Creato il 21 aprile 2010 da Lucas
a Gianfranco Fini
Nell'accidiosa primavera quando le ferie incombono
la città si svuota.
È dalle Idi di marzo che un vecchio merlo si posa
sul davanzale a beccare chicchi di riso e briciole.
Non utile per lui scendere nel cortile
ingombro di tante macchine casse sacchi racchette.
Alla finestra di fronte un antiquario in vestaglia
e due gattini siamesi. Da un osservatorio
un ragazzino rossiccio che tira ai piccioni col flòbert.
Vasto l'appartamento del grande Oncologo,
sempre deserto e buio. Ma non fu tale una notte,
quando avvampò di luci alla notizia
che il prefato era accolto in parlamento.
Tanti gli stappamenti di sciampagna,
i flash, le risa, gli urli dei gratulanti
che anche la Gina fu destata e corse
tutta eccitata a dirmi: ce l'ha fatta!
Eugenio Montale, Diario del '71 e del '72, Mondadori, Milano.

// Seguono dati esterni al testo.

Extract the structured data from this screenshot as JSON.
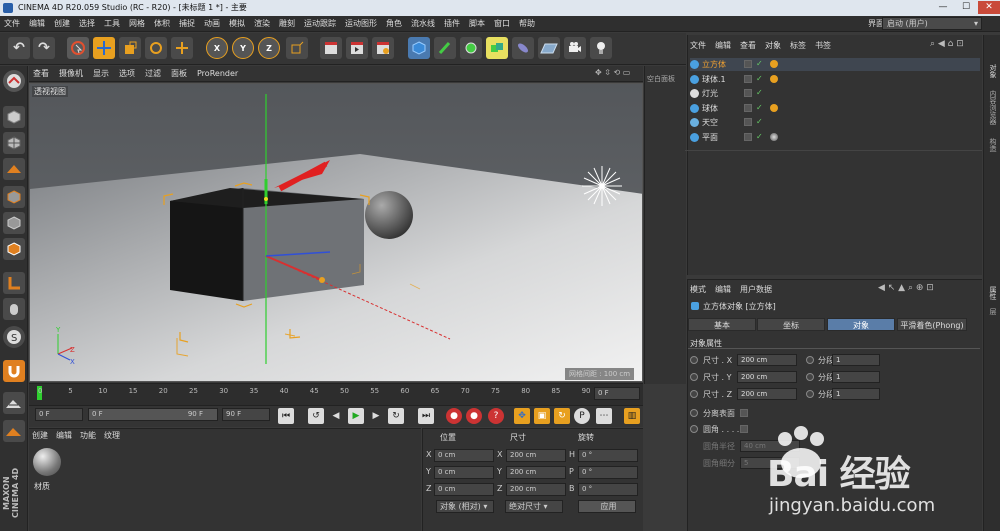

Tornando a casa stasera ho pensato al mio Eusebio e nel suo lago (non) d'indifferenza ho pescato questi versi.
Montale li scrisse (credo) in occasione della sua elezione a senatore a vita (avvenuta nel 1967). Io chiaramente li riporto con la loro particolare valenza di adesione alla realtà politica odierna (ma proprio odierna!), facendo del mio meglio nel linkare i luoghi giusti.
E poi anche con la gioia di far sopravvivere vocaboli in disuso come prefato e gratulanti.
Infine (e a parte): Montale fu eletto senatore a vita quando ancora la poesia in Italia aveva una valenza politica; perlomeno: tra i politici v'era chi nutriva rispetto e ammirazione verso la poesia, ovvero sapeva leggere versi, coglierli, valorizzarli. Il poeta era uno strumento umano che una vasta comunità di lettori usava per leggere il mondo. Oggi non è più così. La poesia non ha trovato spazio nella moltitudine dei non pensanti che preferisce tenere incollate le cuffie sul nulla. La poesia non ha più il conforto della ripetizione, non ha più potere di diventare meme - e diffondersi. Si diffondono solo grevi canzonette leggere che lasciano tracce di polvere vulcano nel proprio cervello bruciato.